Oral motor dysfunction. Assuming that the individual is safe to eat by mouth, feeding therapy, typically from an occupational or speech therapist, is recommended for affected individuals who have difficulty feeding due to poor oral motor control.
Communication issues. Consider evaluation for alternative means of communication (e.g., Augmentative and Alternative Communication [AAC]) for individuals who have expressive language difficulties.

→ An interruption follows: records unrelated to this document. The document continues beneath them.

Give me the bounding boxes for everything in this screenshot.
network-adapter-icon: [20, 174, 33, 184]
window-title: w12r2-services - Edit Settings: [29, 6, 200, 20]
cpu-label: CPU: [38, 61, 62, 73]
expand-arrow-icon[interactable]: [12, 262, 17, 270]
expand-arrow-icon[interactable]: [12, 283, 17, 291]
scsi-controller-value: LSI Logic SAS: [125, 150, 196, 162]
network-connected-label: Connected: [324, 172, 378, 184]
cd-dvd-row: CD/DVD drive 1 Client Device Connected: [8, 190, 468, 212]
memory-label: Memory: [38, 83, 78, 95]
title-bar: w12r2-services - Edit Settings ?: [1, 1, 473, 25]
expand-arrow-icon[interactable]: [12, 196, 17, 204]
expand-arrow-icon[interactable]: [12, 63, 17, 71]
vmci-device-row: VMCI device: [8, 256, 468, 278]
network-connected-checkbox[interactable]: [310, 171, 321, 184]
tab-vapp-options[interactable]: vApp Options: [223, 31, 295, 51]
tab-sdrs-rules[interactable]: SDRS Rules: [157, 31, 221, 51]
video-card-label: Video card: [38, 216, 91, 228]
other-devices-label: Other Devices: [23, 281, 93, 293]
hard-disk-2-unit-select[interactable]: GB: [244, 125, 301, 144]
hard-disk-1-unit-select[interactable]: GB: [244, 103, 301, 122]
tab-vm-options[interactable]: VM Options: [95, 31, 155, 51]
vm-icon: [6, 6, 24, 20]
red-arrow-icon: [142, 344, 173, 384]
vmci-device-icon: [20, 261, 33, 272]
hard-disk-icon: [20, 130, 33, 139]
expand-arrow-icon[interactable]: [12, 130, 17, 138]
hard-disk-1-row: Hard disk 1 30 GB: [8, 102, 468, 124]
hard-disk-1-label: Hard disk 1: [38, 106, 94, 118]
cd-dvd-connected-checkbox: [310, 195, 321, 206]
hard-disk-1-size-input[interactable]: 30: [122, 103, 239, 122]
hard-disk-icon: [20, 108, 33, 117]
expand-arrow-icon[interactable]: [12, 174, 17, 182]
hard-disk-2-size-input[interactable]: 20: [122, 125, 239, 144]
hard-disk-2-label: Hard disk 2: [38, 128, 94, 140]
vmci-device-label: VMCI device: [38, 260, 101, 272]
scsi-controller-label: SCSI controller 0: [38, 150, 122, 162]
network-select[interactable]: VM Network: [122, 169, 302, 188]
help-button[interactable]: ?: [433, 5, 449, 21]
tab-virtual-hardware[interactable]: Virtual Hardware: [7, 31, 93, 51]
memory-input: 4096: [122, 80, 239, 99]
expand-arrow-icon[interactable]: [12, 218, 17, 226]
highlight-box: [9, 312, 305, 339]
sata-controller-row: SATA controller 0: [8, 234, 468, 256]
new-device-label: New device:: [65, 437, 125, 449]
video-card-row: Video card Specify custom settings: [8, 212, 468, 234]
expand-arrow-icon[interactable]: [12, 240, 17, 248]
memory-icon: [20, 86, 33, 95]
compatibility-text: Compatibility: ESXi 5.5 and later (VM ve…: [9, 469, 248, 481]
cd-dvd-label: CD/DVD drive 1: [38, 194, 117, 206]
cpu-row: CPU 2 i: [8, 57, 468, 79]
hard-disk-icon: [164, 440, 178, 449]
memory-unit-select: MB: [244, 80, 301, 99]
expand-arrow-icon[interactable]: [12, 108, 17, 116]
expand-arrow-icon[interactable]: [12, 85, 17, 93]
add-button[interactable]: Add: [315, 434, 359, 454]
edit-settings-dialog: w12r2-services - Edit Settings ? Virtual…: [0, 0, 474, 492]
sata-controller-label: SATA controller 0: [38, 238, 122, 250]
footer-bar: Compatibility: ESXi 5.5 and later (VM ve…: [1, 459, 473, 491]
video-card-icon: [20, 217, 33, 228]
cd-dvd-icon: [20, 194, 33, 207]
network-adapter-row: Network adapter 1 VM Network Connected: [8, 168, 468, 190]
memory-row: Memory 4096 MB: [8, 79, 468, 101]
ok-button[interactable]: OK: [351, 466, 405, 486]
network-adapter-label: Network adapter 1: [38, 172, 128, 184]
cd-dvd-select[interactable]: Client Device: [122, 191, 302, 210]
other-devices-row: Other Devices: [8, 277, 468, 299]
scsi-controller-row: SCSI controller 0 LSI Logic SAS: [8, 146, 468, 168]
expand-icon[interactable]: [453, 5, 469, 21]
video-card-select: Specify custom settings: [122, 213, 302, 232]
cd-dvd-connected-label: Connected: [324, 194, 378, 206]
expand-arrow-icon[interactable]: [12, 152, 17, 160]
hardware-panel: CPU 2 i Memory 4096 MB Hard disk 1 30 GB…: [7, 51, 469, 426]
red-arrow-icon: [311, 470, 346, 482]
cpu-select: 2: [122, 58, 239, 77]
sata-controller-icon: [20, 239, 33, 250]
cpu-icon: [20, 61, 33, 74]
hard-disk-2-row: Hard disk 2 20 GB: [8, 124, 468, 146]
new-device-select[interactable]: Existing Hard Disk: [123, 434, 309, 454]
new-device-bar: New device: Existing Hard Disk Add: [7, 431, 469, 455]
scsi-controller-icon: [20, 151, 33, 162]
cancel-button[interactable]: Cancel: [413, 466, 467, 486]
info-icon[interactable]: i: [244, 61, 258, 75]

Social/Behavioral Concerns
Children may qualify for and benefit from interventions used in treatment of autism spectrum disorder, including applied behavior analysis (ABA). ABA therapy is targeted to the individual child’s behavioral, social, and adaptive strengths and weaknesses and is typically performed one on one with a board-certified behavior analyst.
Surveillance
Table 5.
System/Concern | Evaluation | Frequency |
---|---|---|
Head | Assessment of head circumference & head shape | Each evaluation in infancy & early childhood |
Eyes | Ophthalmology evaluation | Frequency to be determined by the degree of ptosis |
Development | Monitor developmental progress & educational needs | Each visit |
Ears | Audiology evaluation | Based on clinical suspicion |
Feeding | Measurement of growth parameters | Each visit |
Evaluation of nutritional status & safety of oral intake | ||
Miscellaneous/ Other | Assess family need for social work support (e.g., respite care, other local resources) & care coordination. | Each visit |
Evaluation of Relatives at Risk
See Genetic Counseling for issues related to testing of at-risk relatives for genetic counseling purposes.
Therapies Under Investigation
Search ClinicalTrials.gov in the US and EU Clinical Trials Register in Europe for access to information on clinical studies for a wide range of diseases and conditions. Note: There may not be clinical trials for this disorder.